A quick walk through the student union at any of our state colleges shows where businesses feel they can make money from the college crowd. Amidst the bookstores and fast food counters there is one group that offers free gifts, easy money and seemingly no consequences - credit card companies.
State Senator Robert Milacek, R- Waukomis, has seen the damage credit card debt can inflict on college students and their families. During a recent showing of 60 Minutes II, the reporter interviewed the mother of an Oklahoma student so deep in debt from credit cards that he felt his only way out was to commit suicide.
Milacek feels that any time a young person takes their own life, it is tragic but what makes this story even more distressing is that our colleges benefit from each dollar of debt students accumulate on their credit cards.
"The fact that our universities have contact with these credit card companies and profit from every dollar that students spend is appalling," Milacek said. "Nowhere else can you find credit card companies willing to issue so much credit to young people who often do not even have a job."
While Milacek understands that 18-year old students have a right to control their own finances, his goal is to stop university sponsorship of the activity.
"When you are a young college student, probably short on money, and you see an OU or OSU booth with a credit card carrying the school logo on it, somehow that legitimizes the company as well as that spending behavior," Milacek explained. "That is what we need to stop."
When Milacek filed Senate Concurrent Resolution 1, which works to end credit card marketing on campus to anyone under 21, he had hoped his bill would never make it to the Senate floor for a vote.
"I have been trying to encourage the Regents and Representatives from our institutions of higher education to voluntarily end their practice of profiting from the debt of their students," said Milacek.

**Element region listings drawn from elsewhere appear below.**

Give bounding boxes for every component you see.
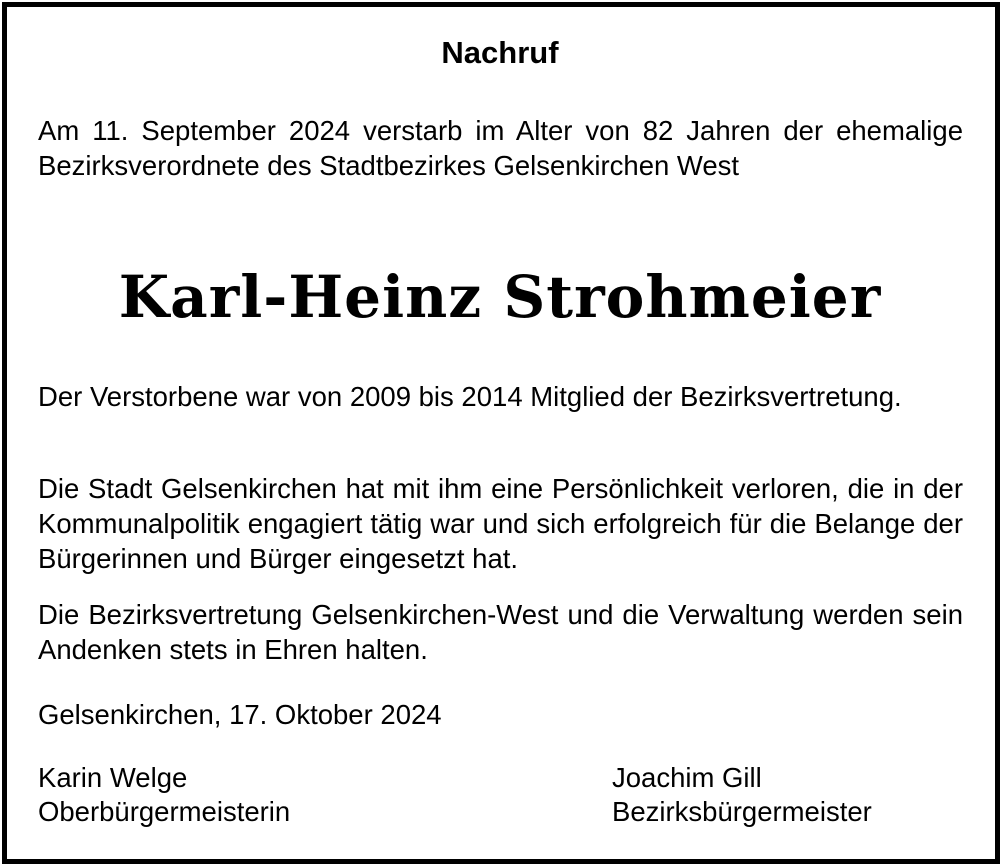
place-date: Gelsenkirchen, 17. Oktober 2024 <box>38 699 442 730</box>
tribute-paragraph: Die Stadt Gelsenkirchen hat mit ihm eine Persönlichkeit verloren, die in der Kommunalpolitik engagiert tätig war und sich erfolgreich für die Belange der Bürgerinnen und Bürger eingesetzt hat. <box>38 473 963 574</box>
signatory-title: Bezirksbürgermeister <box>612 796 872 827</box>
signatory-name: Karin Welge <box>38 762 188 793</box>
memory-paragraph: Die Bezirksvertretung Gelsenkirchen-West und die Verwaltung werden sein Andenken stets in Ehren halten. <box>38 599 963 665</box>
deceased-name: Karl-Heinz Strohmeier <box>118 263 882 331</box>
signatory-name: Joachim Gill <box>612 762 762 793</box>
signatory-title: Oberbürgermeisterin <box>38 796 291 827</box>
notice-heading: Nachruf <box>441 35 559 70</box>
intro-paragraph: Am 11. September 2024 verstarb im Alter von 82 Jahren der ehemalige Bezirksverordnete des Stadtbezirkes Gelsenkirchen West <box>38 115 963 181</box>
membership-paragraph: Der Verstorbene war von 2009 bis 2014 Mitglied der Bezirksvertretung. <box>38 381 902 412</box>
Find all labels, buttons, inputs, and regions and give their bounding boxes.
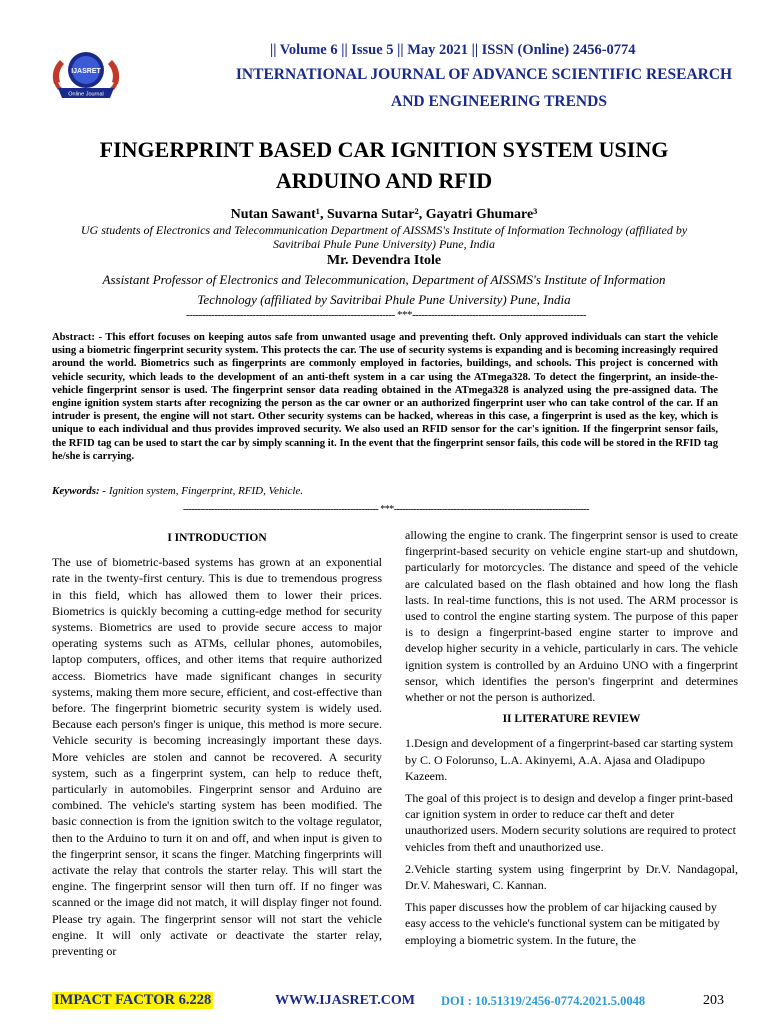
affiliation-2 — [40, 270, 728, 310]
authors: Nutan Sawant¹, Suvarna Sutar², Gayatri Ghumare³ — [230, 207, 538, 222]
divider-top: ------------------------------------------------------------------ ***------------------------------------------------------- — [186, 309, 586, 321]
volume-issue-line: || Volume 6 || Issue 5 || May 2021 || ISSN (Online) 2456-0774 — [270, 42, 636, 58]
impact-factor: IMPACT FACTOR 6.228 — [54, 992, 212, 1008]
section-heading-literature: II LITERATURE REVIEW — [502, 713, 641, 726]
literature-item-1-text: The goal of this project is to design and develop a finger print-based car ignition system in order to reduce car theft and deter unauthorized users. Modern security solutions are required to protect vehicles from theft and unauthorized use. — [405, 791, 736, 854]
journal-website-link[interactable]: WWW.IJASRET.COM — [275, 993, 416, 1008]
literature-item-2: 2.Vehicle starting system using fingerprint by Dr.V. Nandagopal, Dr.V. Maheswari, C. Kannan. — [405, 861, 738, 893]
divider-bottom: --------------------------------------------------------------------- ***--------------------------------------------------------------------- — [182, 504, 590, 515]
affiliation-1 — [40, 223, 728, 251]
literature-item-2-text: This paper discusses how the problem of car hijacking caused by easy access to the vehicle's functional system can be mitigated by employing a biometric system. In the future, the — [405, 900, 720, 947]
title-line1: FINGERPRINT BASED CAR IGNITION SYSTEM USING — [99, 137, 669, 162]
literature-item-1: 1.Design and development of a fingerprint-based car starting system by C. O Folorunso, L.A. Akinyemi, A.A. Ajasa and Oladipupo Kazeem. — [405, 736, 734, 783]
keywords-text: Ignition system, Fingerprint, RFID, Vehicle. — [106, 485, 304, 497]
affiliation-1-line1: UG students of Electronics and Telecommunication Department of AISSMS's Institute of Information Technology (affiliated by — [80, 223, 688, 237]
introduction-continued: allowing the engine to crank. The fingerprint sensor is used to create fingerprint-based security on vehicle engine start-up and shutdown, particularly for motorcycles. The distance and speed of the vehicle are calculated based on the flash obtained and how long the flash lasts. In real-time functions, this is not used. The ARM processor is used to control the engine starting system. The purpose of this paper is to design a fingerprint-based engine starter to improve and develop higher security in a vehicle, particularly in cars. The vehicle ignition system is controlled by an Arduino UNO with a fingerprint sensor, which identifies the person's fingerprint and determines whether or not the person is authorized. — [405, 528, 738, 705]
abstract: Abstract: - This effort focuses on keeping autos safe from unwanted usage and preventing theft. Only approved individuals can start the vehicle using a biometric fingerprint security system. This protects the car. The use of security systems is expanding and is becoming increasingly required around the world. Biometrics such as fingerprints are commonly employed in factories, buildings, and schools. This project is concerned with vehicle security, which leads to the development of an anti-theft system in a car using the ATmega328. To detect the fingerprint, an inside-the-vehicle fingerprint sensor is used. The fingerprint sensor data reading obtained in the ATmega328 is analyzed using the pre-assigned data. The engine ignition system starts after recognizing the person as the car owner or an authorized fingerprint user who can take control of the car. If an intruder is present, the engine will not start. Other security systems can be hacked, whereas in this case, a fingerprint is used as the key, which is unique to each individual and thus provides improved security. We also used an RFID sensor for the car's ignition. If the fingerprint sensor fails, the RFID tag can be used to start the car by simply scanning it. In the event that the fingerprint sensor fails, this code will be stored in the RFID tag he/she is carrying. — [52, 332, 718, 462]
title-line2: ARDUINO AND RFID — [275, 168, 493, 193]
doi-link[interactable]: DOI : 10.51319/2456-0774.2021.5.0048 — [441, 994, 646, 1008]
introduction-paragraph: The use of biometric-based systems has grown at an exponential rate in the twenty-first century. This is due to tremendous progress in this field, which has allowed them to lower their prices. Biometrics is quickly becoming a cutting-edge method for security systems. Biometrics are used to provide secure access to major operating systems such as ATMs, cellular phones, automobiles, laptop computers, offices, and other items that require authorized access. Biometrics have made significant changes in security systems, making them more secure, efficient, and cost-effective than before. The fingerprint biometric security system is widely used. Because each person's finger is unique, this method is more secure. Vehicle security is becoming increasingly important these days. More vehicles are stolen and cannot be recovered. A security system, such as a fingerprint system, can help to reduce theft, particularly in automobiles. Fingerprint sensor and Arduino are combined. The vehicle's starting system has been modified. The basic connection is from the ignition switch to the voltage regulator, then to the Arduino to turn it on and off, and when input is given to the fingerprint sensor, it scans the finger. Matching fingerprints will activate the relay that controls the starter relay. This will start the engine. The fingerprint sensor will then turn off. If no finger was scanned or the image did not match, it will display finger not found. Please try again. The fingerprint sensor will not start the vehicle engine. It will only activate or deactivate the starter relay, preventing or — [52, 555, 382, 959]
logo-text: IJASRET — [71, 68, 101, 75]
affiliation-1-line2: Savitribai Phule Pune University) Pune, India — [273, 237, 495, 251]
affiliation-2-line1: Assistant Professor of Electronics and Telecommunication, Department of AISSMS's Institute of Information — [102, 272, 666, 287]
left-column — [52, 530, 382, 965]
paper-title — [40, 134, 728, 196]
keywords-label: Keywords: - — [52, 485, 107, 497]
keywords — [52, 485, 718, 497]
section-heading-introduction: I INTRODUCTION — [167, 532, 267, 544]
journal-name-line1: INTERNATIONAL JOURNAL OF ADVANCE SCIENTIFIC RESEARCH — [235, 66, 733, 83]
affiliation-2-line2: Technology (affiliated by Savitribai Phule Pune University) Pune, India — [197, 292, 571, 307]
right-column — [405, 527, 738, 954]
logo-subtext: Online Journal — [68, 91, 104, 98]
author-2: Mr. Devendra Itole — [326, 253, 442, 268]
page-number: 203 — [703, 993, 724, 1008]
journal-name-line2: AND ENGINEERING TRENDS — [391, 93, 607, 110]
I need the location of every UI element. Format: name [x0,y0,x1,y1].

However, he believes that the relative inaction by the Regents to address this problem has forced him to advance his legislation.
"Just today the Regents contacted me, saying that credit management classes were the solution. I disagree," said Milacek. "I am committed to taking a stronger stand with this legislation since the Regents are unwilling to address this problem on their own. I don't know why our universities are so addicted to this money. Students go to college to learn the skills they need to survive in an increasingly competitive workplace, not generate revenue for their school through excessive spending."